I welcomed in the new year with a friend in Nanjing. Alone, I travelled through Hangzhou and Suzhou. These days, the logistical hurdles for a tourist visiting China are complex and ever-changing. For one, everyone uses Alipay. If you have Alipay, the whole world of modern China is spread out at your feet: train tickets, taxis, bike shares, late-night food delivery. But it's very difficult to register for Alipay as a mere tourist, and it's getting harder and harder to use cash. I had to get around this difficulty by using my mother's smartphone, which is linked to her Alipay account. Because it was her identity, with her name listed, and not mine, I couldn't use the account to buy train tickets, which have names printed. At the station, I had to line up at a separate window to get my paper tickets, instead of just scanning a code with my phone. I was acutely aware of how outside the system I was.
我和一個(gè)朋友在南京一起迎接新年。我獨(dú)自一人游歷了杭州和蘇州。如今來中國旅行后勤障礙非常復(fù)雜,而且一直在變。首先大家都在使用支付寶。如果你有支付寶,現(xiàn)代中國的整個(gè)世界就在你的腳下:火車票、出租車、共享單車、深夜送餐。但是,僅以游客身份注冊(cè)支付寶非常困難,使用現(xiàn)金也越來越難。為了解決這個(gè)問題,我只能用我媽媽的智能手機(jī),因?yàn)閶寢尩闹悄苁謾C(jī)綁定了她的支付寶賬戶。然而因?yàn)樯厦媸撬纳矸葑C信息,寫著她的名字而不是我的,所以我不能用媽媽的支付寶賬戶買印有名字的火車票。我只能在車站的獨(dú)立窗口排隊(duì)買紙質(zhì)火車票,而不是用手機(jī)掃碼。我敏銳地意識(shí)到自己脫離體制已經(jīng)脫離得很遙遠(yuǎn)了。
Once, a friend asked me: "How good are you at passing?" – that is, passing as Chinese-Chinese, not Chinese American. I wanted to pass, but like the many Asian Americans who, like me, have tried to go back to the motherland and find a place there, I could never "pass" for long.
有一次一個(gè)朋友問我:“你來中國容易嗎?”——也就是說,要把自己當(dāng)成華人而不是華裔美國人。我想進(jìn)來,然而有很多像我一樣的亞裔美國人想要回到祖國,在那里找到歸屬之地,而我“進(jìn)來”的時(shí)間永遠(yuǎn)不會(huì)很長。
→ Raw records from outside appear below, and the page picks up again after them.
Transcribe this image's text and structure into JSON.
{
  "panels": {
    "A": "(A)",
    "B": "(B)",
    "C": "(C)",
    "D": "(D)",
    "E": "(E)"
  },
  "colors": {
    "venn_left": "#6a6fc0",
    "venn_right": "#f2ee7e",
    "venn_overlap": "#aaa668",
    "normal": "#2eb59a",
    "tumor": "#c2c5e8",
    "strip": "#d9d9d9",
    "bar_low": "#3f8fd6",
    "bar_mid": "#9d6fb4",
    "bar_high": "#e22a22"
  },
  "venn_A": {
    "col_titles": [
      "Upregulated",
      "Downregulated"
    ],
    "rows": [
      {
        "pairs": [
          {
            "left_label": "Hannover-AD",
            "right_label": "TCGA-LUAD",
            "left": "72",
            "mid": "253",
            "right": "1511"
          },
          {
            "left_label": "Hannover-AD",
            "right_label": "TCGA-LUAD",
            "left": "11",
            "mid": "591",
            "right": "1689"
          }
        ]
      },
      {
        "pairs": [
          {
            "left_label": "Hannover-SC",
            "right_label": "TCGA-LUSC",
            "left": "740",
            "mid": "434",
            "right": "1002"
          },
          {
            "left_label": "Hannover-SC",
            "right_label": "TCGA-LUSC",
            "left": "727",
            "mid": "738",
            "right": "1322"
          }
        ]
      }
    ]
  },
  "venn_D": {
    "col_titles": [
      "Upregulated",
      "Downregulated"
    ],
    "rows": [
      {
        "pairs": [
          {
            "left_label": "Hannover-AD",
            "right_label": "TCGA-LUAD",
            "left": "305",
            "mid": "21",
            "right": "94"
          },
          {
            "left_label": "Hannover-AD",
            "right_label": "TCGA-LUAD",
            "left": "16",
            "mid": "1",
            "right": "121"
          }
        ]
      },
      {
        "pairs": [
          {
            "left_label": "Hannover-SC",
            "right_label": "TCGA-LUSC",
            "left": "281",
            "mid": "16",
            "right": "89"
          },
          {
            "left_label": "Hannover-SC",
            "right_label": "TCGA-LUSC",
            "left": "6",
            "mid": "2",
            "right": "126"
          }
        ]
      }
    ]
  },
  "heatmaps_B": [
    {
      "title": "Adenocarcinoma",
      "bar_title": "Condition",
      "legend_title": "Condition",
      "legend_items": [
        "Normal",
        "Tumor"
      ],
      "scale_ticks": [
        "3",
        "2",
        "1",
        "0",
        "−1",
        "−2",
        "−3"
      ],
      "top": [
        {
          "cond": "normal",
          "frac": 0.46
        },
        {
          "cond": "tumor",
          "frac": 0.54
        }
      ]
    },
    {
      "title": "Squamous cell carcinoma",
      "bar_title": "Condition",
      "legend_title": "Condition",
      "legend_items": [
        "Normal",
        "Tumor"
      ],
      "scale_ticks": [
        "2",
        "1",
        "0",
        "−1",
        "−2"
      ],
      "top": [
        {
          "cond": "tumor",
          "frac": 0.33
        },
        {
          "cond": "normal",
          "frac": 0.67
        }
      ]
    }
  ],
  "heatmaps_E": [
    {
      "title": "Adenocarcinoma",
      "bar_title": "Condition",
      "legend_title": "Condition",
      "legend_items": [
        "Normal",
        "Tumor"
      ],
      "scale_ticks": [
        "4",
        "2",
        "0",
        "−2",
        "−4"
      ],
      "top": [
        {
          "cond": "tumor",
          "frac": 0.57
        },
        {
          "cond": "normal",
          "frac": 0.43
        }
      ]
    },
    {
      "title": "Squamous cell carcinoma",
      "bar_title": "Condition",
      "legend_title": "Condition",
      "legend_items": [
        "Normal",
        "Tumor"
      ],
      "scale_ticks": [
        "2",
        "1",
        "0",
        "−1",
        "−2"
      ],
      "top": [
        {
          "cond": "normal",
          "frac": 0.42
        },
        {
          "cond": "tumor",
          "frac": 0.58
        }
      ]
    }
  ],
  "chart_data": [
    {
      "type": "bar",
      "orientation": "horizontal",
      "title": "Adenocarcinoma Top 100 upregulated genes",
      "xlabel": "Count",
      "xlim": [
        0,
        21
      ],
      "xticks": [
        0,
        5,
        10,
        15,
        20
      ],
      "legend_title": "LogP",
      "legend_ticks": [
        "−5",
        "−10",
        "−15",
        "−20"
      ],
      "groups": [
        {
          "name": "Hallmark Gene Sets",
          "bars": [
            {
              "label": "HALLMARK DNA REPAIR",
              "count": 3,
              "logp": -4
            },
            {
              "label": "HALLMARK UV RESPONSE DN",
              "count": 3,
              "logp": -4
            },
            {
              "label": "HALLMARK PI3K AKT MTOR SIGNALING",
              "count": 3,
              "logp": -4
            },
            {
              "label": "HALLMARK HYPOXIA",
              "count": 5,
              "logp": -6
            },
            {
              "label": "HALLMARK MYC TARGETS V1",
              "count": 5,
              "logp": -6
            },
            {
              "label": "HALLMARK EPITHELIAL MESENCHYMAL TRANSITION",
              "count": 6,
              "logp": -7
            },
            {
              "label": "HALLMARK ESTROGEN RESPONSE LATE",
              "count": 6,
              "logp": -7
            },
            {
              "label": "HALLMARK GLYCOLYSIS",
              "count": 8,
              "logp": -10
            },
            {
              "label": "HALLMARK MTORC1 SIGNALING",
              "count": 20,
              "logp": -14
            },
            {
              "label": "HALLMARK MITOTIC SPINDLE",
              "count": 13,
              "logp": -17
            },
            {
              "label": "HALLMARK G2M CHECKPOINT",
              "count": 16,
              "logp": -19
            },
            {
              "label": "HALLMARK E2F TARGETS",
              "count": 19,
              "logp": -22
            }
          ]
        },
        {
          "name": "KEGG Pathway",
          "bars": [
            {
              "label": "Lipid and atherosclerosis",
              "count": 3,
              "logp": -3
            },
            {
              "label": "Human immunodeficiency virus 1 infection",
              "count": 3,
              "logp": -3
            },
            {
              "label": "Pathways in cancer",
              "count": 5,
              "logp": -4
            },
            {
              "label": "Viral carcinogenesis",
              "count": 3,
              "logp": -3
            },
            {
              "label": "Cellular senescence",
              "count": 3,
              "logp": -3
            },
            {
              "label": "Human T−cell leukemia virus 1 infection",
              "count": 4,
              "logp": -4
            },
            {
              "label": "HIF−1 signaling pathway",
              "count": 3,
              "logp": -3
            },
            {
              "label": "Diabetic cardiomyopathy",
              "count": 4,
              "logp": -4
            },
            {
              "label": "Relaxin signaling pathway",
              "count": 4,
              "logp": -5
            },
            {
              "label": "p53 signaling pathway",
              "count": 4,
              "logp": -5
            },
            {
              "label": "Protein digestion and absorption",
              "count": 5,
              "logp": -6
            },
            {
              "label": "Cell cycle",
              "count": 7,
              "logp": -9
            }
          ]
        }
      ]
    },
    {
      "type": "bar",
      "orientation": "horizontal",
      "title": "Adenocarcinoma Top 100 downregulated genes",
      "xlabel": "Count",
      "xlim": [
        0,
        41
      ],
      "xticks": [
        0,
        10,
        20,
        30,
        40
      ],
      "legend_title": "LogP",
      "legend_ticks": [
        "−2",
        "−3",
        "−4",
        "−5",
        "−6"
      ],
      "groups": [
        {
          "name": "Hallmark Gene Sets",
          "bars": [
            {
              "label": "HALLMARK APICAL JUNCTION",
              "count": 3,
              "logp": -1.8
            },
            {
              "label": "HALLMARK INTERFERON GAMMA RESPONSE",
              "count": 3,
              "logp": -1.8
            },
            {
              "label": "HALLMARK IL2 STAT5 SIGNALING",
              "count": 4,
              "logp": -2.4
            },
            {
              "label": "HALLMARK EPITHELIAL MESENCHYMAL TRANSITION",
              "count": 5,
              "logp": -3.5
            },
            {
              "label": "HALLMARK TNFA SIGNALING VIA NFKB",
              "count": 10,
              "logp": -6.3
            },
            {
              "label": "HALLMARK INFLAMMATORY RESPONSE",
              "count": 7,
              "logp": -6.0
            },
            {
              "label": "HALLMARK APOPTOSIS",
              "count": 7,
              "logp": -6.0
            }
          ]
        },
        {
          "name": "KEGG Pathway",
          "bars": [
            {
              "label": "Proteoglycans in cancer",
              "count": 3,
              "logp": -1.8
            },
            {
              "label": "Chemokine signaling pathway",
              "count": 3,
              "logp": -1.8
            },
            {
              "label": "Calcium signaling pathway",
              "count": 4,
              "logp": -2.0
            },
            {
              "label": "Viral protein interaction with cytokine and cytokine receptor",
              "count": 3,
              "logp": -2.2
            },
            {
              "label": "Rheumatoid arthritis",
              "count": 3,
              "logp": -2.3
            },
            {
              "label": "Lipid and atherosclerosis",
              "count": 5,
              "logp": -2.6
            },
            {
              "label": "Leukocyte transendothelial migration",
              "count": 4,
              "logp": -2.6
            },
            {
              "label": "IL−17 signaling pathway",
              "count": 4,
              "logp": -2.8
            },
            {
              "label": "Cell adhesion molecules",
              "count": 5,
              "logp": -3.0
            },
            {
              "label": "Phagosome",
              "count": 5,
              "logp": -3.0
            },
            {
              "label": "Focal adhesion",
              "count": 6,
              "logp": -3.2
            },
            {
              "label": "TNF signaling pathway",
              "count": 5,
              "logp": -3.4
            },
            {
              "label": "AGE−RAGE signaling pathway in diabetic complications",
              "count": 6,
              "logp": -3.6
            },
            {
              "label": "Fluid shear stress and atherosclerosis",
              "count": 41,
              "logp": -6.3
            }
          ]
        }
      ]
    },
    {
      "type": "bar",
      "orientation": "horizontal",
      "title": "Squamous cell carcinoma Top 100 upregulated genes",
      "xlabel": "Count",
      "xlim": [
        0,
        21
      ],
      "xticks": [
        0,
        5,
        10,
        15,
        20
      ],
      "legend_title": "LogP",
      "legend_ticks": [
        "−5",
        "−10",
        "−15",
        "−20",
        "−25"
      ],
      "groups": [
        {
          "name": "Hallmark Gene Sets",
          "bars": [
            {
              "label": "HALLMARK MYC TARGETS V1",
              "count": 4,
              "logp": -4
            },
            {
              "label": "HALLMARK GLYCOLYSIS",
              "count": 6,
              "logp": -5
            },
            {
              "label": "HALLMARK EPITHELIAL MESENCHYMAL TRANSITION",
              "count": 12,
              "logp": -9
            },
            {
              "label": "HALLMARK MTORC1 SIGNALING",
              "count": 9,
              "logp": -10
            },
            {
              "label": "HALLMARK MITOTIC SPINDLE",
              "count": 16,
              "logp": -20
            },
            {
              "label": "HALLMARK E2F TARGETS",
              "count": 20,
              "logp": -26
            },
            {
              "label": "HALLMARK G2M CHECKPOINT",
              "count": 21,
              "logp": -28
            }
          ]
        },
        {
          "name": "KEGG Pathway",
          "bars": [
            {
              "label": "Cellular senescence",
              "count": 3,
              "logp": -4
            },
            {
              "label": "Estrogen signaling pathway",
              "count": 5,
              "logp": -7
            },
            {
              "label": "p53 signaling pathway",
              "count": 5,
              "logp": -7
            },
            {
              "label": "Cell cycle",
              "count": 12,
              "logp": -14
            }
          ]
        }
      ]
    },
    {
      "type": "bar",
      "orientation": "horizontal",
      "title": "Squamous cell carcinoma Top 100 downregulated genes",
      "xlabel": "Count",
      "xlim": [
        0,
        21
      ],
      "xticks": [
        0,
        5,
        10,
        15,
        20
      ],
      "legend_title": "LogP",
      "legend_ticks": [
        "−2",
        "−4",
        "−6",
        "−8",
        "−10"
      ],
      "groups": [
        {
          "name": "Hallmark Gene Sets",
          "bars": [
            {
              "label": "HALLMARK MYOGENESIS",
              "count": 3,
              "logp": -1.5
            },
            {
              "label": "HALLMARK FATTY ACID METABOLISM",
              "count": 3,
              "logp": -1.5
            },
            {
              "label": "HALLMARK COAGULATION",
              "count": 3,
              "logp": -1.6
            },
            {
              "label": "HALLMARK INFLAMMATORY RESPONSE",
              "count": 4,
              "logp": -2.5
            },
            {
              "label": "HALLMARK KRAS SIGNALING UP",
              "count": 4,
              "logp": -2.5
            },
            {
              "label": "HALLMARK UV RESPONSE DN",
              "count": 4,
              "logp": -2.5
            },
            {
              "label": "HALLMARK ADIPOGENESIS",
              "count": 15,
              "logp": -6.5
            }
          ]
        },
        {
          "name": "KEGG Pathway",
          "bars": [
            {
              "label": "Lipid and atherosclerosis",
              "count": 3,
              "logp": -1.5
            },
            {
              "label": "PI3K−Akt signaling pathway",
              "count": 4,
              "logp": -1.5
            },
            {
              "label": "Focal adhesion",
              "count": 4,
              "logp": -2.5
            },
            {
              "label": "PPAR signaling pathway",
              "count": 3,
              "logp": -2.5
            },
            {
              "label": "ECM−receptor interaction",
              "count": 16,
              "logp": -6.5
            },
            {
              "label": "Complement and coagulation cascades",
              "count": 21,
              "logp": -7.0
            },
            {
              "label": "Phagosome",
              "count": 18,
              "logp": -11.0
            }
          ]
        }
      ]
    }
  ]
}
The China I know the best is my grandparents' China. It's an old China, with rusty bicycles and motorcycle fumes, sweaty street vendors and dusty convenience stores where, as children, we took ice-cream from the coolers. Trains were slow, and everything could be haggled over. While travelling around by myself as an adult in the new China, I couldn't escape the feeling that much of what I was experiencing was a novelty. I paid for groceries via QR code. In Hangzhou, I ordered by pointing at the food other people were eating. I was reminded that, despite my family connection, China was a separate world to me, and I was a tourist like so many other expats in the country.
我最了解的中國是爺爺奶奶的中國,那是一個(gè)古老的中國,有生銹的自行車和摩托車尾氣,有汗流浹背的街頭小販和塵土飛揚(yáng)的便利店,小的時(shí)候我們會(huì)從便利店的冷藏箱里拿雪糕吃。火車很慢,什么都可以講價(jià)。作為一個(gè)成年人,在新中國獨(dú)自旅行時(shí)我無法逃避一種感覺,我感覺自己所經(jīng)歷的很多事情都是很新奇。我要通過二維碼付款;在杭州我要用手指著別人吃的食物點(diǎn)餐。這提醒著我盡管我和中國的家人有聯(lián)系,但中國對(duì)我來說是一個(gè)獨(dú)立的世界,我和許多在中國的外國人一樣只是一名游客。